Nothing is guaranteed in a market like this one, but if you take advantage of these five tips, you’ll greatly improve your odds. It doesn’t necessarily mean spending more, but it does mean having a strategy in place.
1. Come in Preapproved
This is not a suggestion…this is a must. We always recommend that buyers have a Preapproval letter going into the homebuying process, but it is essential when bidding on foreclosures, short sales, or other value properties. Many of these sales are handled by banks or other agencies, which value efficiency almost as much as recouping their losses. Preapproval is a great start to a quick closing.
2. Bring Plenty of Cash
If efficiency is your goal, nothing beats a cash offer. Mortgages can take up to 30 years to complete, while cash is instantaneous. Few buyers can completely cover a home purchase with cash. That said, the more you can put down, the better you look in the seller’s eyes.
For example, two buyers may make offers on the same home. Buyer A offers the asking price, and Buyer B offers 5% more than the asking price. However, Buyer A also offered to put 30% down, while Buyer B only wants to put down 10%. Most sellers will choose Buyer A because of how much they offered upfront. In some cases, you can even win with a bid lower than the asking price, just by offering a high down payment. Another benefit to this strategy is that you generally escape Mortgage Insurance requirements with a down payment of more than 20%.
3. Set A Bidding Cap
The current demand for homes means that bidding the asking price won’t often win you the home. Consider how low prices are for foreclosures, short sales and similar value properties, and you are still getting a great value even when you bid high.
One way to stay atop the competition is to establish a bidding cap. This cap represents the maximum you are willing to pay for a property. For example, you may bid the asking price for a home, and inform the seller that you are willing to bid up to 10% above asking price. This keeps you on top within reason, and without needing to make constant counteroffers.
4. Be Flexible on Move-In Dates
This strategy is most effective with short sales, where the owner is negotiating with their financier to sell the home for less than the remaining value of the mortgage. If you remember from last week, the bank or lender is hesitant to accept this outcome, and it often takes considerable negotiation before a short sale goes through.
Therefore the owner of the home appreciates buyers who are flexible with their move-in date. They often can’t guarantee when the sale will take place, and therefore aren’t willing to sell to someone who insists on moving in as soon as possible. Come into the offer with patience, and it can pay off.
5. Take A Personal Route
Sometimes the seller is looking to unload a home quickly, but that doesn’t mean it isn’t tough. The property may have belonged to a loved one who passed away, or it may be in bad state of repair because they are going through a tough time financially. Even if they have no choice but to sell, emotions are running high. Writing a personal letter to explain your plans for the property can create a positive connection.
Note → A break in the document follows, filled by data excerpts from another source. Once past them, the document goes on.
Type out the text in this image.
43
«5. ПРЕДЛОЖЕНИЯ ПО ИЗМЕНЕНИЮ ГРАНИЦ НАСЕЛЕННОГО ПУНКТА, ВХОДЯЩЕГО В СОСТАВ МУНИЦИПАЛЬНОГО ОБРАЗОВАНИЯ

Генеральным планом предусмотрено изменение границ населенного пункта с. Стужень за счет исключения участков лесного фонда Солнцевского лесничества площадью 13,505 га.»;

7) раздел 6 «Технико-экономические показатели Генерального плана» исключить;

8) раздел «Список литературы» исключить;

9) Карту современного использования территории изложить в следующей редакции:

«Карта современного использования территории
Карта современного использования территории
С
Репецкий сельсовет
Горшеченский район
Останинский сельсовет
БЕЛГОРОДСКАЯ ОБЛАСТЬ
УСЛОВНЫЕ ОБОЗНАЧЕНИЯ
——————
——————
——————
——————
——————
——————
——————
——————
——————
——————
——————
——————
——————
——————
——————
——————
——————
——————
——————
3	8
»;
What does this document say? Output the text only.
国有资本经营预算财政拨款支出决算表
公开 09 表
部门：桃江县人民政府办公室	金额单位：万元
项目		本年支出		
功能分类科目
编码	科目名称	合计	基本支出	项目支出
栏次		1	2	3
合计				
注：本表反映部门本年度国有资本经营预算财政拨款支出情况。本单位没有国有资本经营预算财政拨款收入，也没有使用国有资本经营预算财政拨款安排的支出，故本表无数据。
Maybe the seller raised their family there, and the thought of handing it to another young family will make the transition easier. Maybe their big dog loves the big yard…and maybe yours will do the same.
This is a great strategy for vacancies and fixer-uppers, but it will have no impact on foreclosures. Banks aren’t unfeeling monsters, but their outlook is 100% about making the optimal financial decision. Your plans for the home will not play into their decisions.